此人名唤李睿,在边关多年,从前官至副将,机敏善战,颇得军心,胡良才来此后,因他是卫国公旧部,一再打压,如今被贬成了游击,此次出战,自然也不会点他同行,只命他带五百人马留守此地。
胡良友震惊,大怒上前:“李睿,你想造反?竟敢枉传帅令!帅节怎在你手中?我兄长呢?他人何在?”
李睿喝了一声拿下,身后便涌出了十来人,迅速将胡良友擒住,咔嚓一声,戴上军枷。胡良友奋力挣扎,叫骂不停。
此一变故,实在事发突然,直到胡良友被锁拿了,他身后那些参将才回过神来,纷纷拔刀逼近,喝令李睿放人,两边剑拔弩张,一触即发之时,城门方向再次来了一人,战马疾驰入营,停于了双方中间。

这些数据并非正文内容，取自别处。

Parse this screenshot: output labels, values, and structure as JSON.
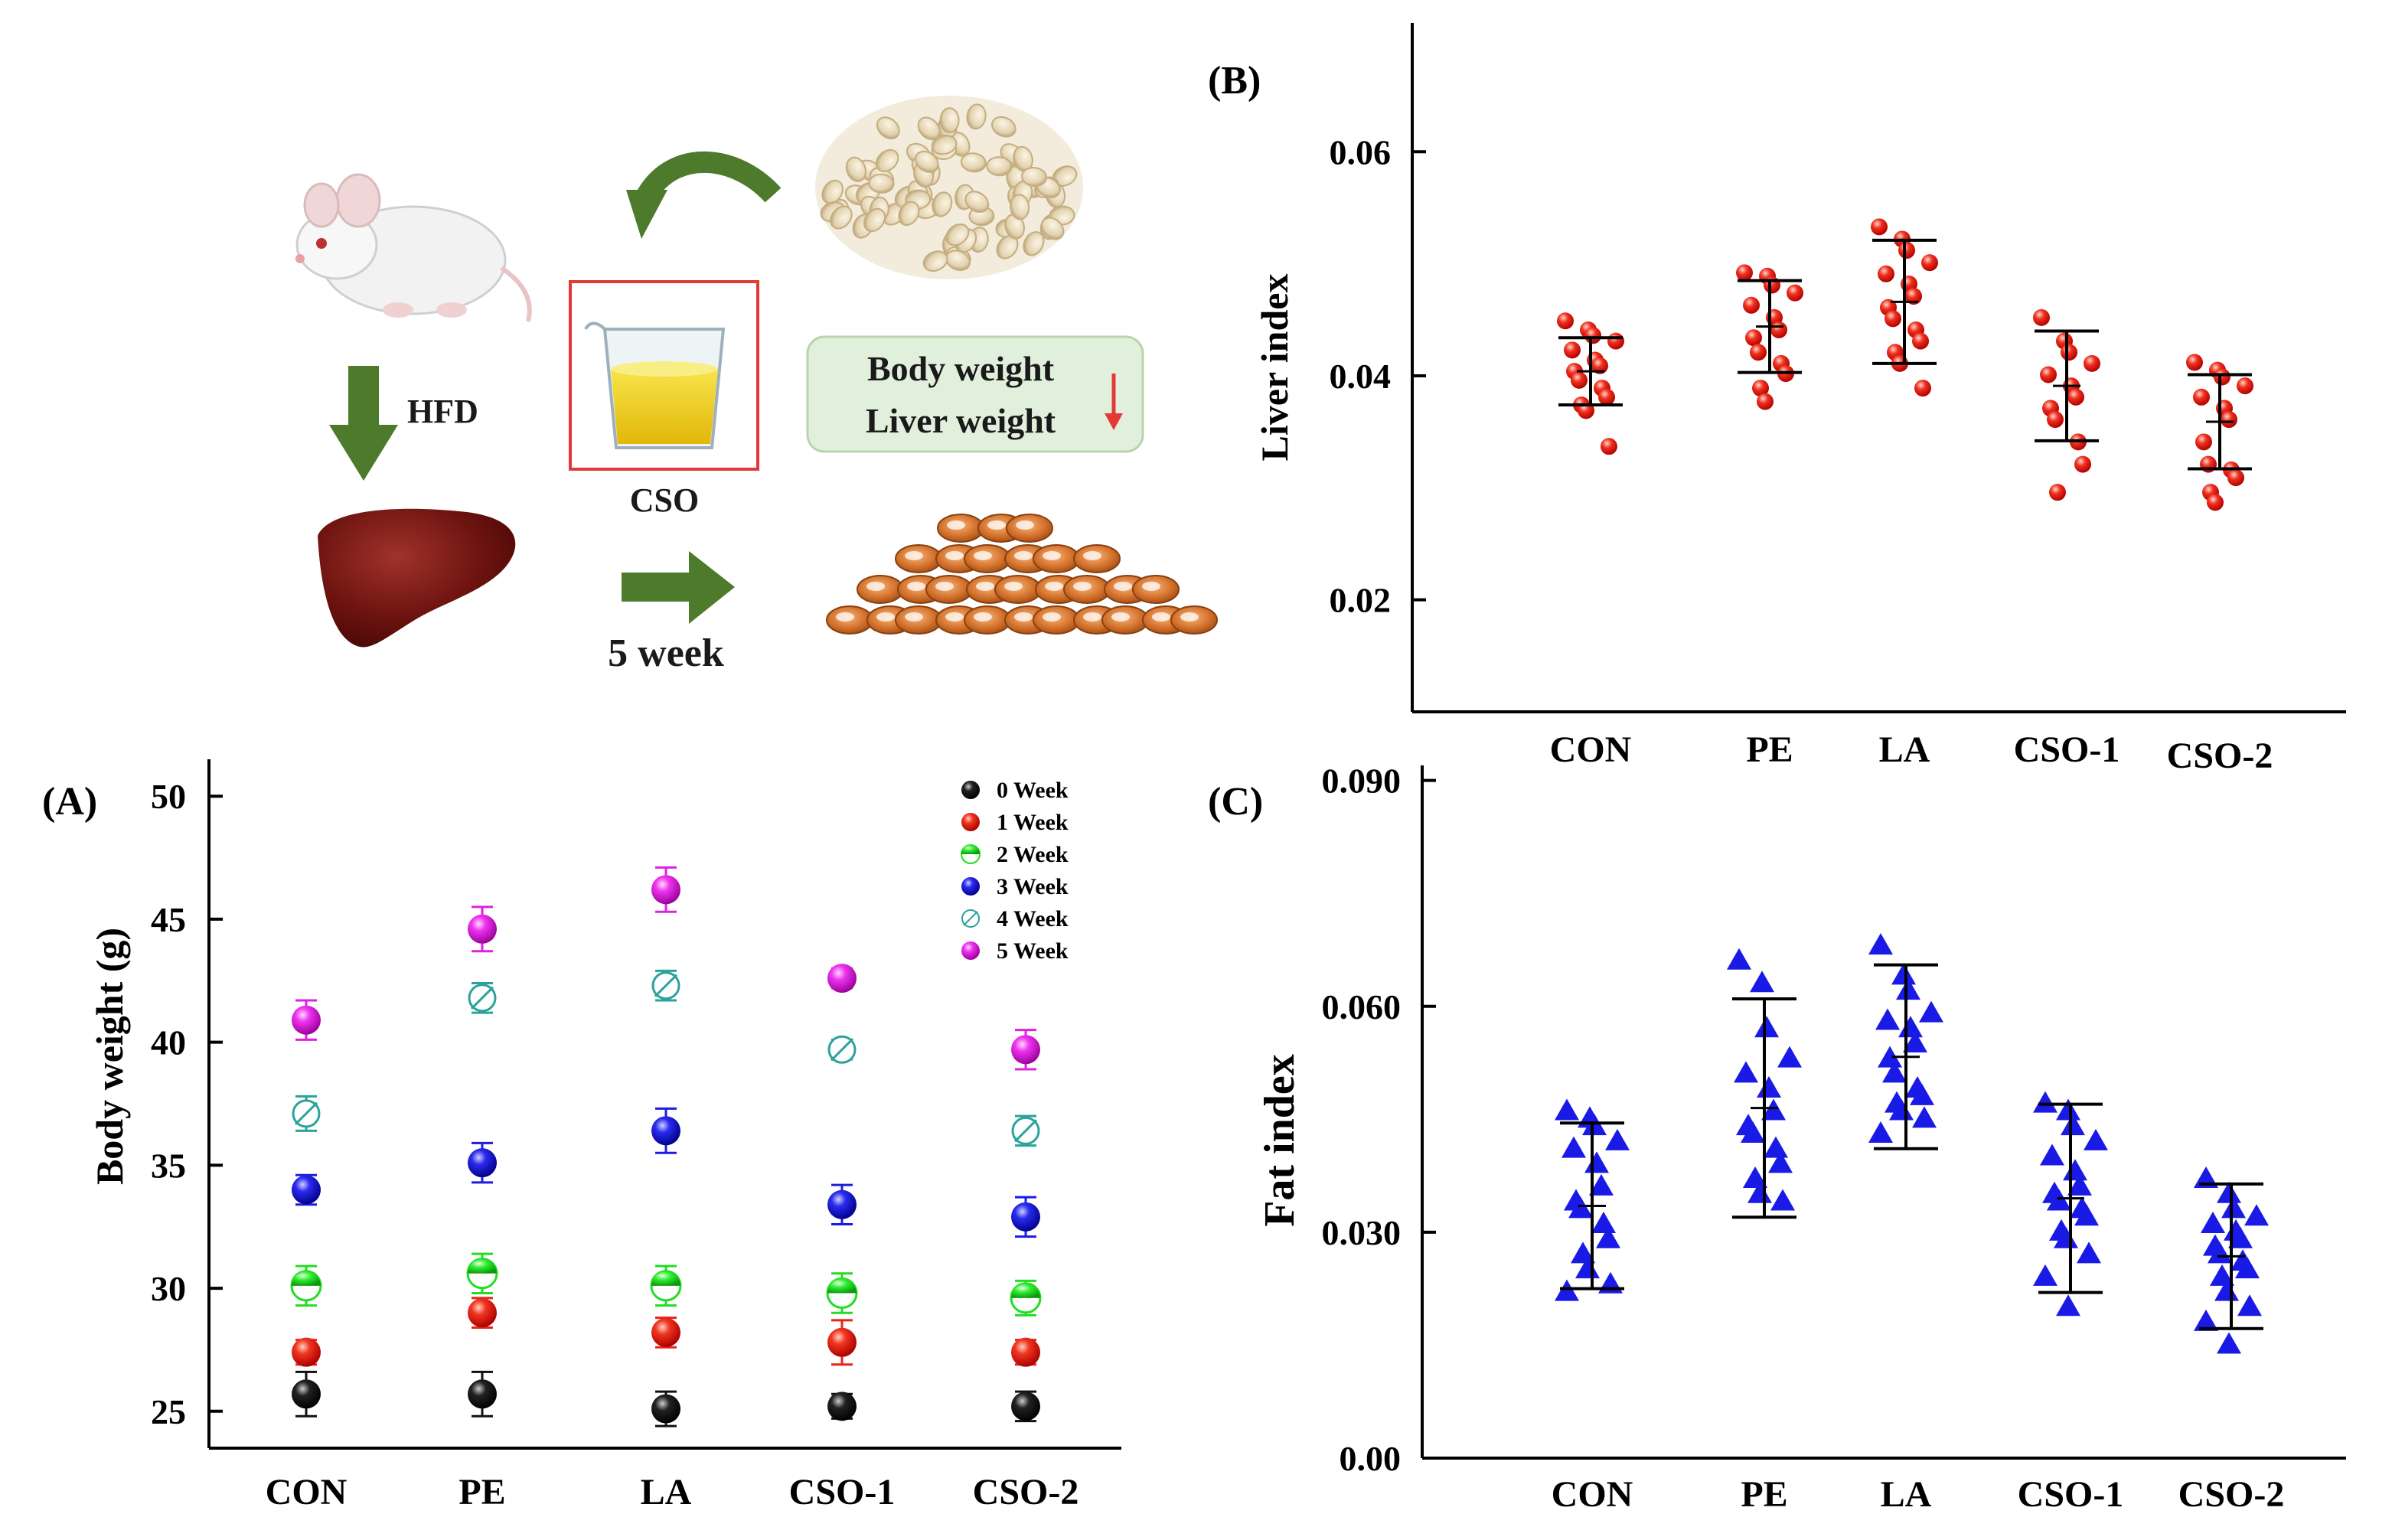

来人挽缰高坐于一匹雄健乌骓的马背之上,神色端凝,视线掠过前方那排宣嚣攘臂的参将,两道目光,锐利如电,纵一身布衣,其祲威盛容,逼迫而来。
有人认了出来,惊呼一声:“裴右安!”
其余人愣住,定在了原地。列于附近的军队却起了一阵轻微骚动,军士低声交头接耳,纷纷踮脚翘脖,争相观望。

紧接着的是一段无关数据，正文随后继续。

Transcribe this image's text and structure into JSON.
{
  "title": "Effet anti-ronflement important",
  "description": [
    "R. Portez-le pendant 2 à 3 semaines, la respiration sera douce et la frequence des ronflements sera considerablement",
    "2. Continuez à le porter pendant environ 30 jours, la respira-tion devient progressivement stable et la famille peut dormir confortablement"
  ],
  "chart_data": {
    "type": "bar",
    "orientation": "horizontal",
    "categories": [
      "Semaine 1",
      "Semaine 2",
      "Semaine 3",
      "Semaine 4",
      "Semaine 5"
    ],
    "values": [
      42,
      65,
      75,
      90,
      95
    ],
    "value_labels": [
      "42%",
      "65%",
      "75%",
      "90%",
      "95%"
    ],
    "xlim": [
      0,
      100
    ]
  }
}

裴右安翻身下马,在万众的注视目光之下,快步来到那座点将台前,沿着两边插满火炬的阶梯,登阶而上,站上高台,面向大军,环顾一圈,提气高声道:“胡良才已被夺帅印,某裴右安,暂领其职。上从将领,下至士卒,全部听令,就地返回营中,等待后命!”声隐含威势,振聋发聩,远远传送,遍及角落。

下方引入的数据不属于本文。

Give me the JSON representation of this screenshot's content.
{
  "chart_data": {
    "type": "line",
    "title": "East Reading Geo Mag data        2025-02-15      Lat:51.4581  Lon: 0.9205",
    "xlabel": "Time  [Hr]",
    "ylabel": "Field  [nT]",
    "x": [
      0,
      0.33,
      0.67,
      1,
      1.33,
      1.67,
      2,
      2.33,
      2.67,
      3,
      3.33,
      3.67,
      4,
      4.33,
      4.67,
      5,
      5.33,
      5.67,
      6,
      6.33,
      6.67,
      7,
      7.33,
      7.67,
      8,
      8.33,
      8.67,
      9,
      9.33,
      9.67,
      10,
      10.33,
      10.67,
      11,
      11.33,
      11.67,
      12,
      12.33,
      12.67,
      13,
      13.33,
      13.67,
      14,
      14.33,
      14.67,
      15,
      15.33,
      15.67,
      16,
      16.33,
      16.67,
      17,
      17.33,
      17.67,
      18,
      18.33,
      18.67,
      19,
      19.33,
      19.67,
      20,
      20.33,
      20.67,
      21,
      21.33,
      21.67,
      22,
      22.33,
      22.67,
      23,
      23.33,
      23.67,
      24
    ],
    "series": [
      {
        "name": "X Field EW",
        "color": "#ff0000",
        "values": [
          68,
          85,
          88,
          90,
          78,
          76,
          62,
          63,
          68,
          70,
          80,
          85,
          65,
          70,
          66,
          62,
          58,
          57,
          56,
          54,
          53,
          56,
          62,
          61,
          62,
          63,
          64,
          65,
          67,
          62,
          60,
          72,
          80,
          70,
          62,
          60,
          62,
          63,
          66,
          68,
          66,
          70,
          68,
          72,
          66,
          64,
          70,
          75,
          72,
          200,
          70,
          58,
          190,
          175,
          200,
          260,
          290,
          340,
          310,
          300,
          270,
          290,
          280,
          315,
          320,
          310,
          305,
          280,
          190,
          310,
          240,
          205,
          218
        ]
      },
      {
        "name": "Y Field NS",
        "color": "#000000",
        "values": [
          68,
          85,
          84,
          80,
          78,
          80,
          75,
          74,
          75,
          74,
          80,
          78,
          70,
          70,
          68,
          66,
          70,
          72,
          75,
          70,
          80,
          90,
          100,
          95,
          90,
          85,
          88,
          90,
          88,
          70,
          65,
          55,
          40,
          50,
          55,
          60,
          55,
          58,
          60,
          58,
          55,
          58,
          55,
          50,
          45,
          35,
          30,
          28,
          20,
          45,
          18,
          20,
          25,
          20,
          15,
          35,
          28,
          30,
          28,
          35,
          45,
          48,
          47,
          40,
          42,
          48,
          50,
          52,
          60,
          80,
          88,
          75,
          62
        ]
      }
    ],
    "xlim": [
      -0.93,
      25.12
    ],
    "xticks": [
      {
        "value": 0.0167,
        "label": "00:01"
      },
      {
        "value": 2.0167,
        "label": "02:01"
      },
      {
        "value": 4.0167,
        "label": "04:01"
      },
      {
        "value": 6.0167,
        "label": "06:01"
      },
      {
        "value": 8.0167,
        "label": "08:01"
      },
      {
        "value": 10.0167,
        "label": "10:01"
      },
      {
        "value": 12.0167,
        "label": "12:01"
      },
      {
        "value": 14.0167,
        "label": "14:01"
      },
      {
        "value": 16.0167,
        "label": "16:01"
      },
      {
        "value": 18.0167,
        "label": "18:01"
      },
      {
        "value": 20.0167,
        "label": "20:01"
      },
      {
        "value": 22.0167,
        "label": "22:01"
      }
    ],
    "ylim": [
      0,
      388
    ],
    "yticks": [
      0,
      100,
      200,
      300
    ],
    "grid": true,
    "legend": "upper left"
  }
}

营房前一片寂静,遑论普通士卒,便是那些个胡良才兄弟的亲信,此刻被裴右安的气势震慑,一时面面相觑,竟也不敢作乱。
胡良友虽被戴了枷锁,竟不肯就此服输,被他奋力挣脱开压住自己的两名士卒,厉声喊道:“裴右安,你早不是官身,竟狐假虎威至此地步!你凭何代我兄长指挥军队?你贻误军机,就不怕日后朝廷追责?我乃朝廷堂堂四品龙威副将,我何罪之有?你今日公然辱我于阵前,戴我枷锁,待日后,你想除我颈项枷锁,便没那么容易了!”
他话音落下,一群亲信约数百人,亦随他高声起哄,胡良友晃动脖颈枷锁,发出哗啦啦的声音。
裴右安从高台下来,行至胡良友面前,笑了笑:“胡副将,裴某若要除你枷锁,又有何难?”唇边笑意未绝,便转头,喝道:“来人!把他脑袋砍下,除了枷锁!”